I’ve reached the one-year anniversary of the night that I hit rock bottom.
The months that followed were the most excruciatingly painful of my entire life. It was like being eviscerated. Unanesthetized surgery on my soul itself. The manner in which I was forced to surrender my delusions and face reality was … sadistic. I wouldn’t wish it on anyone. Those were load-bearing delusions.
Then eventually as time passed and the dust settled, I began the psychological equivalent of learning how to walk again.
I have a long way to go.
Yet, the silver lining is that I have not only begun to contextualize, process, and understand the misfortunes of my adult life, but my childhood as well. I’ve realized that in light of the circumstances I grew up in, my rock bottom was inevitable without the cultural insights that weren’t available until recently. I accept that, and will do my part to pass on the lessons I learned.
After all, you must never blame yourself for not knowing what you didn’t know.
One year.
Still dirt poor. Still haven’t achieved my dreams. Still not even working on my fiction writing.
And that’s okay.
Because I’ve been sorting out which thoughts are mine and discarding the beliefs that aren’t.
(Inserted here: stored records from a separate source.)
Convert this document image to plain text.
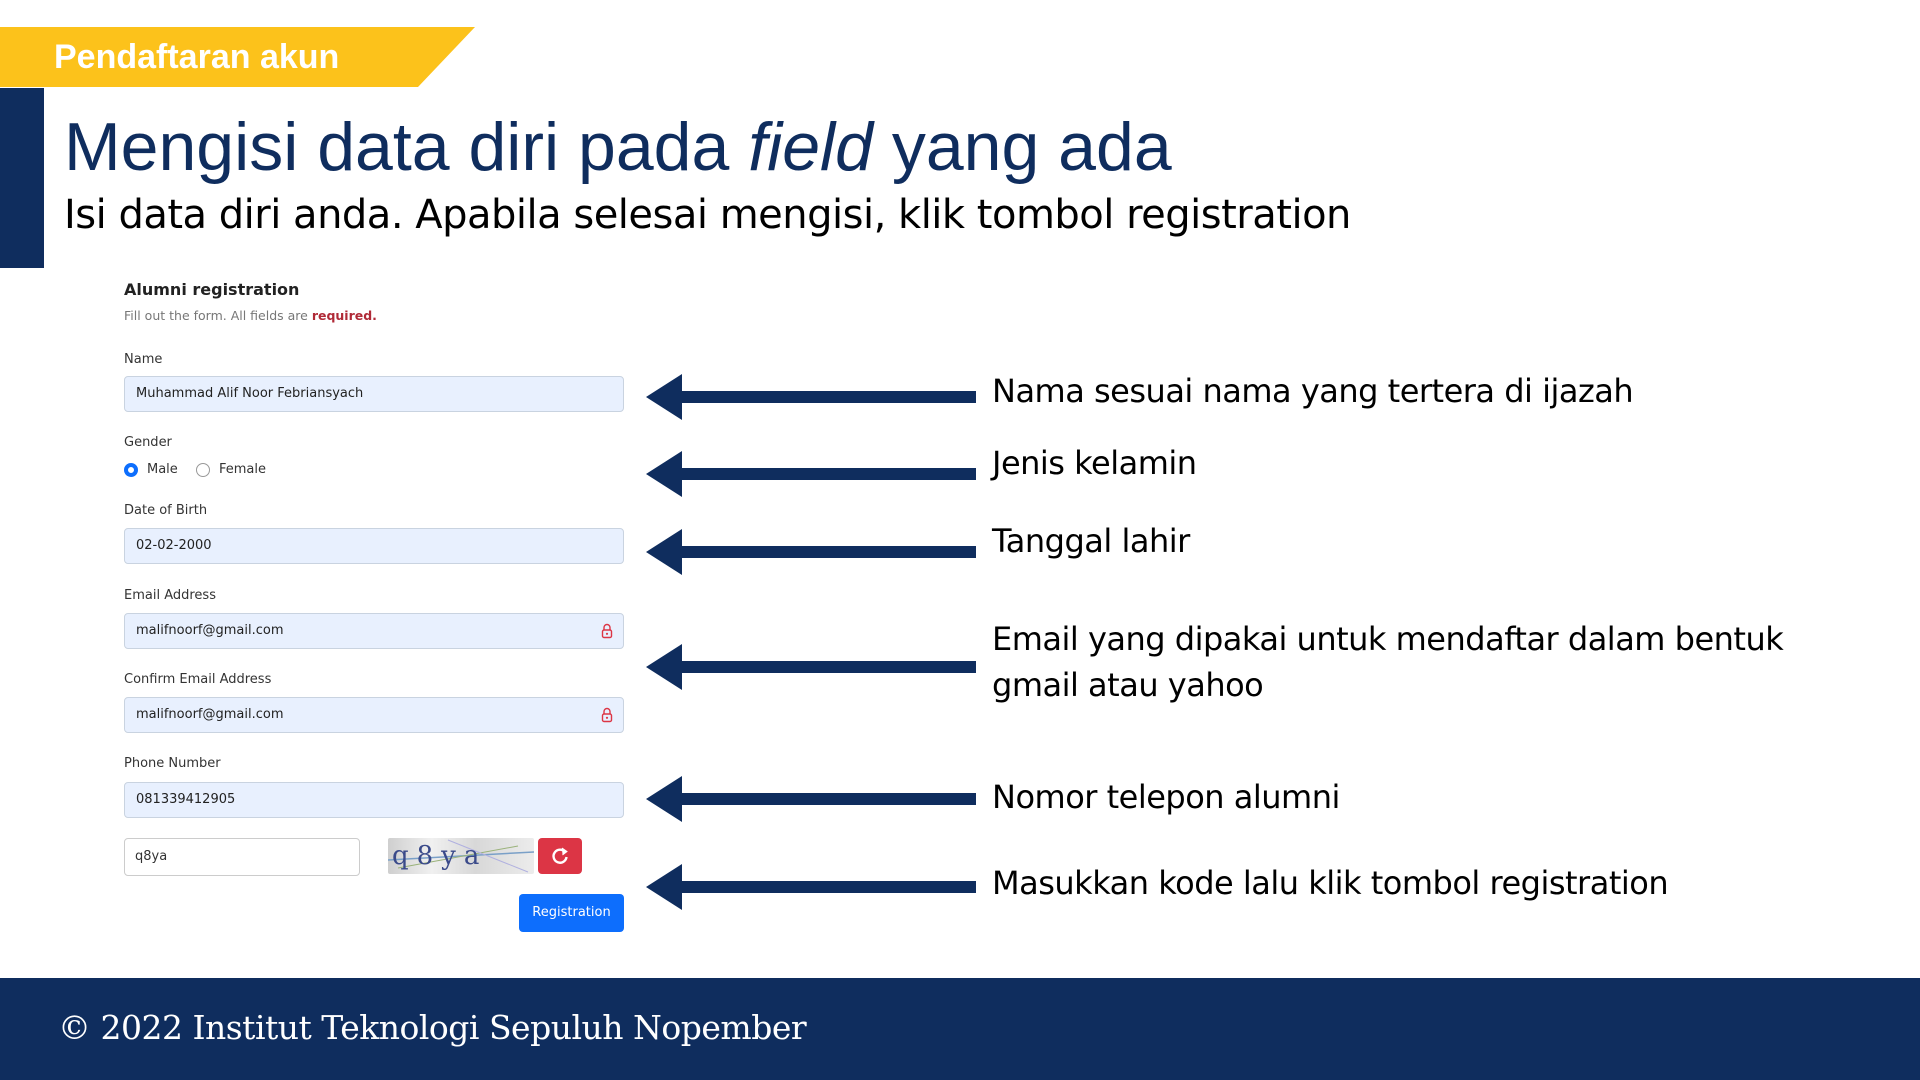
Pendaftaran akun
Mengisi data diri pada field yang ada
Isi data diri anda. Apabila selesai mengisi, klik tombol registration
Alumni registration
Fill out the form. All fields are required.
Name
Muhammad Alif Noor Febriansyach
Gender
Male	Female
Date of Birth
02-02-2000
Email Address
malifnoorf@gmail.com
Confirm Email Address
malifnoorf@gmail.com
Phone Number
081339412905
q8ya	q8ya
Registration
Nama sesuai nama yang tertera di ijazah
Jenis kelamin
Tanggal lahir
Email yang dipakai untuk mendaftar dalam bentuk
gmail atau yahoo
Nomor telepon alumni
Masukkan kode lalu klik tombol registration
© 2022 Institut Teknologi Sepuluh Nopember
I’ve been challenging the foundational rules of my existence and declaring to the Universe, “I don’t want to live this way!”
I don’t want to be invisible, but I also don’t want the exhaustion that comes from being in the spot light. I’m searching for where the middle ground lies. I’m searching for where my authenticity is.
I’ve been feeling really good about my physical appearance lately.
I find it very affirming that divorced me has healthier coloring and less bloating. Divorced me is more confident in my own body. Divorced me is better at socializing with complete strangers.
Not that I’m claiming rampant improvements across the board. I still haven’t figured out a huge portion of my life, so being able to smile at my reflection in the mirror feels like a small win.
I think that I’ve been doing a lot of internal improvements, particularly with rewriting my internal self to embrace the idea that I don’t have to be invisible. I’ve been working to join the “warm social world,” and have been pleasantly surprised at how many people respond positively to my comments about the weather (and other various small talk topics). Instead of being constantly self-critical and internalizing far too much, I just aim to be friendly and curious, and let everything else be as it is.
Awhile ago I mentioned that I’ve been trying to emulate what I think a strong and admirable character would do in my shoes. I admit that I feel plenty of pressure to throw myself out there and pursue success (why haven’t you found a real job yet?), but I think it’s important to fix the parts of me that led me to rock bottom, so to speak. Otherwise I might end up playing out the same story with new costumes.
And when I think of myself as the bleeding heart who was terrified of the spotlight, I realize how inevitable my fate was.
Not that I want to stop being empathic and supportive. Rather, I know that I need to do a better job of letting people go when I get bad vibes from them — something I witnessed in myself more recently when I kept a conversation going with someone who I strongly felt like they had huge red flags surrounding them, and I absolutely hated talking to them. I probably should have ghosted them, but I kept feeling guilty every time I didn’t reply.
So I really want to internalize the idea that it’s not wrong to protect myself from people who clash with me. It’s not wrong to prioritize people who make me feel safe to be around.
I don’t have to be the one who’s always understanding. I don’t have to be the one who’s patient and never gives up. I don’t have to be anyone’s savior — and I have learned to acknowledge the hubris that drives that particular ideology in the first place.
Phrases like, “No one understands me” are red flags, not challenges. Don’t try to be better and prove otherwise. Save the empathy and support for someone who appreciates it.